Google's swinging its big old scythe and killing off 10 lesser-used products, to free up cash for more important things, like Google Plus.
Andrew LanxonEditor At Large, Lead Photographer, Europe
Andrew is CNET's go-to guy for product coverage and lead photographer for Europe. When not testing the latest phones, he can normally be found with his camera in hand, behind his drums or eating his stash of home-cooked food. Sometimes all at once.
In an effort to focus more on its social network Google Plus -- as well as probably just wanting a bit of a clear out -- the big G is closing 10 of its products and sharing the spare resources among more lucrative areas.
Senior vice president Alan Eustace wrote on Google's official blog, "This will make things much simpler for our users, improving the overall Google experience. It will also mean we can devote more resources to high-impact products -- the ones that improve the lives of billions of people."
The list of products to close includes Aardvark, Desktop, Fast Flip,
Google Maps API for Flash, Google Pack, Google Web Security, Image
Labeler, Notebook, Sidewiki and Subscribed Links.
By "high-impact products", Eustace clearly means Google Plus. The new social-networking site is a high priority for Google, which saw a mind-blowing number of users signing up to the service even before it was publicly available. We're not sure it's really improving the lives of billions of people, but it's early days yet, and perhaps the G-machine has got something big up its massive sleeves.
This news comes not long after Google announced it would be shutting down its Labs service -- the area where people could try beta versions of new products and gave birth to many popular Google features such as Gmail, Google Earth and Street View.
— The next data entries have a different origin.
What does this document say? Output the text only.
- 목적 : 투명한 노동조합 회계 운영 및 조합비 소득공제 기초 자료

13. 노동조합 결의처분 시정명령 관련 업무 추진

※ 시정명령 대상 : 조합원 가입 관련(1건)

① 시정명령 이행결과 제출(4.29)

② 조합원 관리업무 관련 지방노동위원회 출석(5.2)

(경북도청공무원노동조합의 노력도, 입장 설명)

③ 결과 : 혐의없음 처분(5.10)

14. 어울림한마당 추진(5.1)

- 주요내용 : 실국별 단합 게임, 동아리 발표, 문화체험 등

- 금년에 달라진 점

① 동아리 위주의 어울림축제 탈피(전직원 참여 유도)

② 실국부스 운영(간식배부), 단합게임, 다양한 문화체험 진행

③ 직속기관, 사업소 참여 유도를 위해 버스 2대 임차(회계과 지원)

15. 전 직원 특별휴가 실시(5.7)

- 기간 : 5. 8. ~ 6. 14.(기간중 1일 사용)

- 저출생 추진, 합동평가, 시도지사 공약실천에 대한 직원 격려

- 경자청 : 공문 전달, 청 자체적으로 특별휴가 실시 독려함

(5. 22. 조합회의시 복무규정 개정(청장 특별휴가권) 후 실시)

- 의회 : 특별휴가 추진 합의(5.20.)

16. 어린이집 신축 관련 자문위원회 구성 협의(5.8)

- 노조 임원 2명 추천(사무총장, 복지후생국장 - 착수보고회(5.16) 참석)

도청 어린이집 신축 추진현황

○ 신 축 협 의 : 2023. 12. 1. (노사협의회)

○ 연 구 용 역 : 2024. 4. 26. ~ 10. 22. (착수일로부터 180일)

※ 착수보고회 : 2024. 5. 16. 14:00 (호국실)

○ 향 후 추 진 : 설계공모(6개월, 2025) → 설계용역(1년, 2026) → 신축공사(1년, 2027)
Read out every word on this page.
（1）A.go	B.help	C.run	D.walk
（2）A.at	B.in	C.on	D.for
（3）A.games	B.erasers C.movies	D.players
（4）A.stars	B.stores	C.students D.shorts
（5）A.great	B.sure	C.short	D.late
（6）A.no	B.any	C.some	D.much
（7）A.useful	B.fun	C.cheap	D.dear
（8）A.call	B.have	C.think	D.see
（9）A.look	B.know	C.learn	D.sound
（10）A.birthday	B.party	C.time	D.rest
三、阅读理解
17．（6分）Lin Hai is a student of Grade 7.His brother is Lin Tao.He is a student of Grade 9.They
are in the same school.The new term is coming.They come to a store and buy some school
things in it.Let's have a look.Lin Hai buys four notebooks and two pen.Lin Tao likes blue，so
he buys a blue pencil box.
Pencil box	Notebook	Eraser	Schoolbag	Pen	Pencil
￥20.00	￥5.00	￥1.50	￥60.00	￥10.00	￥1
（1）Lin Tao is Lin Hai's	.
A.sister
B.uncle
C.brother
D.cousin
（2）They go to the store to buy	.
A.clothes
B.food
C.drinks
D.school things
"We've never been afraid to try big, bold things, and that won't change," said Eustace. "We'll continue to take risks on interesting new technologies with a lot of potential. But by targeting our resources more effectively, we can focus on building world-changing products with a truly beautiful user experience."
Thankfully, the move won't mean mass layoffs at Google's various headquarters -- instead, the staff and spare cash will be distributed around other areas to make them bigger and better.